09 Giu Behavioral Data: Valuing Customers. Then Avoiding Them.
ZDNet.com, By Tom Steinart-Threkland, June 5, 2009
There’s little question that just about every profit-making company out there would like to know exactly what you’re doing on the Web, all the time.And that there’s a clear (profitable) market to be had in data that captures your “behavior” on the Internet. There is in fact, a street value for behavioral information, as Gartner analyst Andrew Frank, points out. And it’s captured in “cost per thousand” calculations on data exchanges such as BlueKai and Exelate. These relate to the anonymous IDs, aka cookies, that Web sites use to track sale, purchase and other activities. Advertisers pay ad networks anywhere from $1.50 a thousand to about $10 a thousand, for the information, which then lets them target their pitches better and get higher returns on the “cost per thousand” they in turn pay for placing ads. The latest company to get caught in the crossfire of using this behavioral data is Sears, the once-proud retailer of all things American. Even kits to build houses (way back in its early catalog days).
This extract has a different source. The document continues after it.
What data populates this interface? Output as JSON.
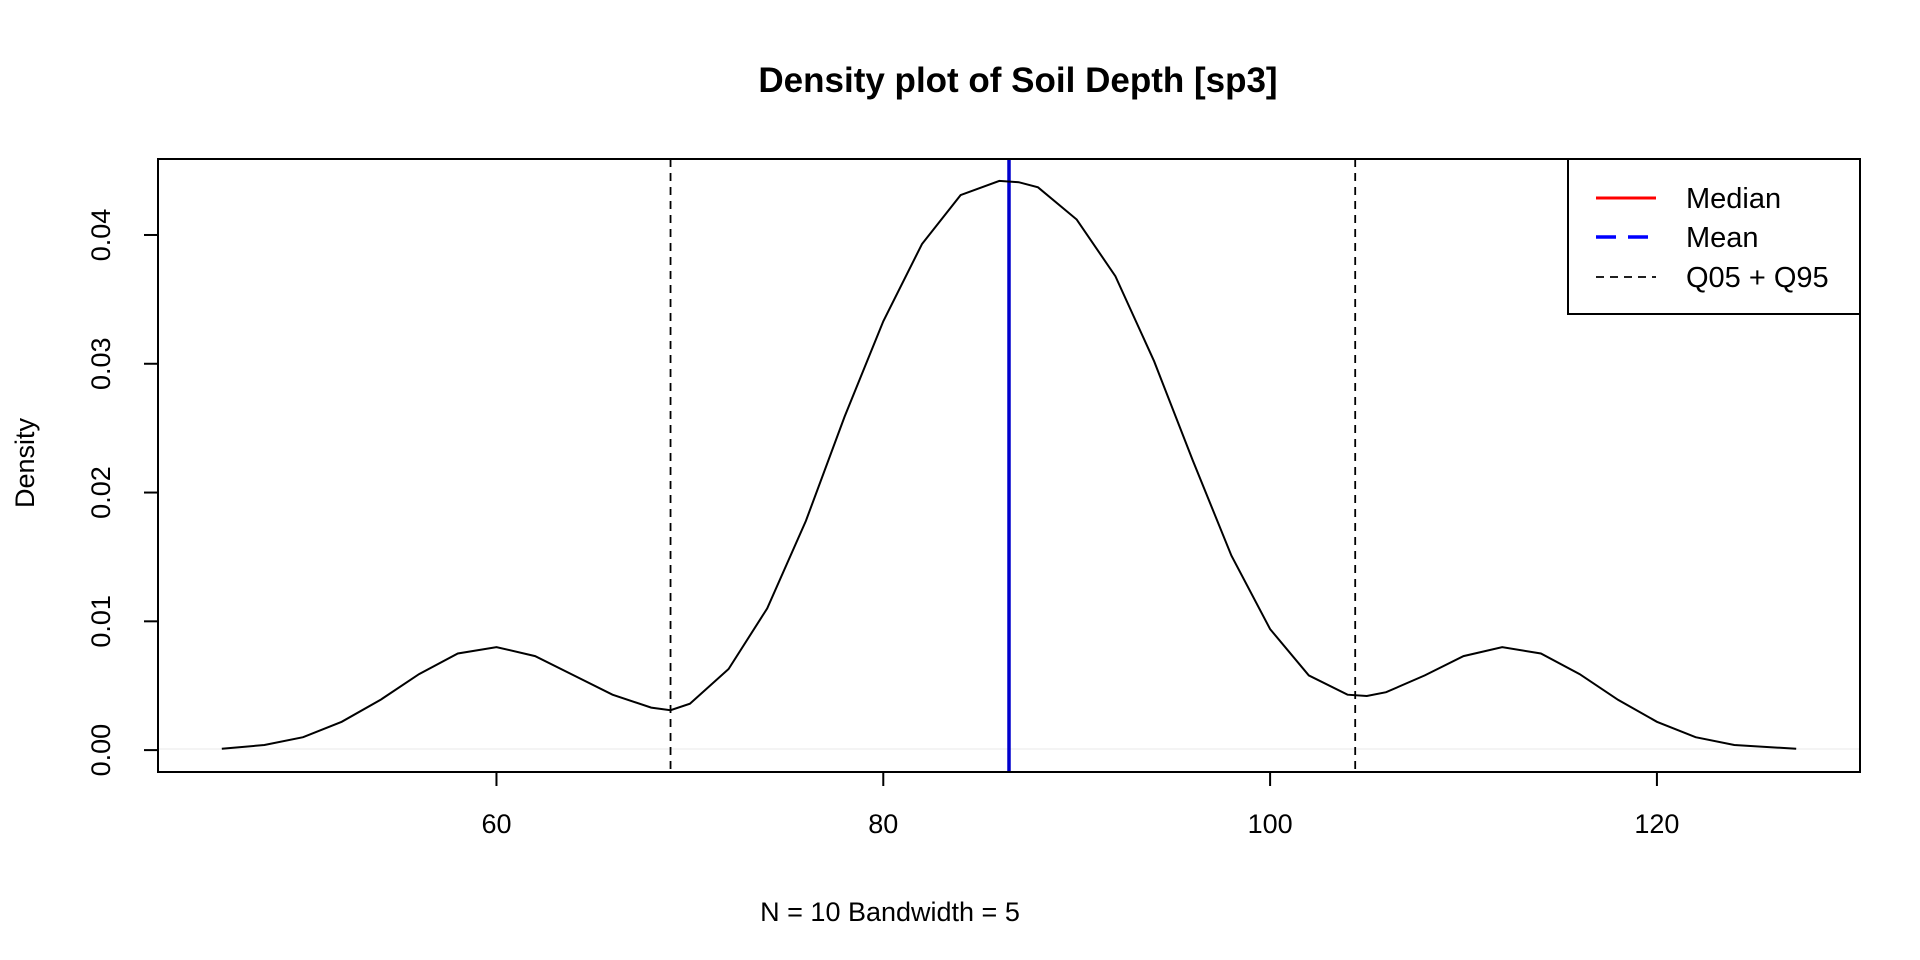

Its current incarnation, the Sears Holdings Management Company, in fact, put a price of exactly $10 on being able to attach some sort of code that would track very precise details about a person’s “online browsing.” This, according to the Philadelphia Inquirer, included details about online shopping, drug-prescription records, video rentals, library-borrowing histories, names and addresses of e-mail correspondents as well as bank statements. The recipient also would be able to take part in a “dynamic and highly interactive online community” where they could converse with Sears and its sister retailer, Kmart. But Sears and Kmart did not tell their past, present or potential customers (about 5,000 of the) that their “online browsing” would be tracked in such detail. And the Federal Trade Commission took the company to task. The charges were settled, with undisclosed (surprise, surprise) details.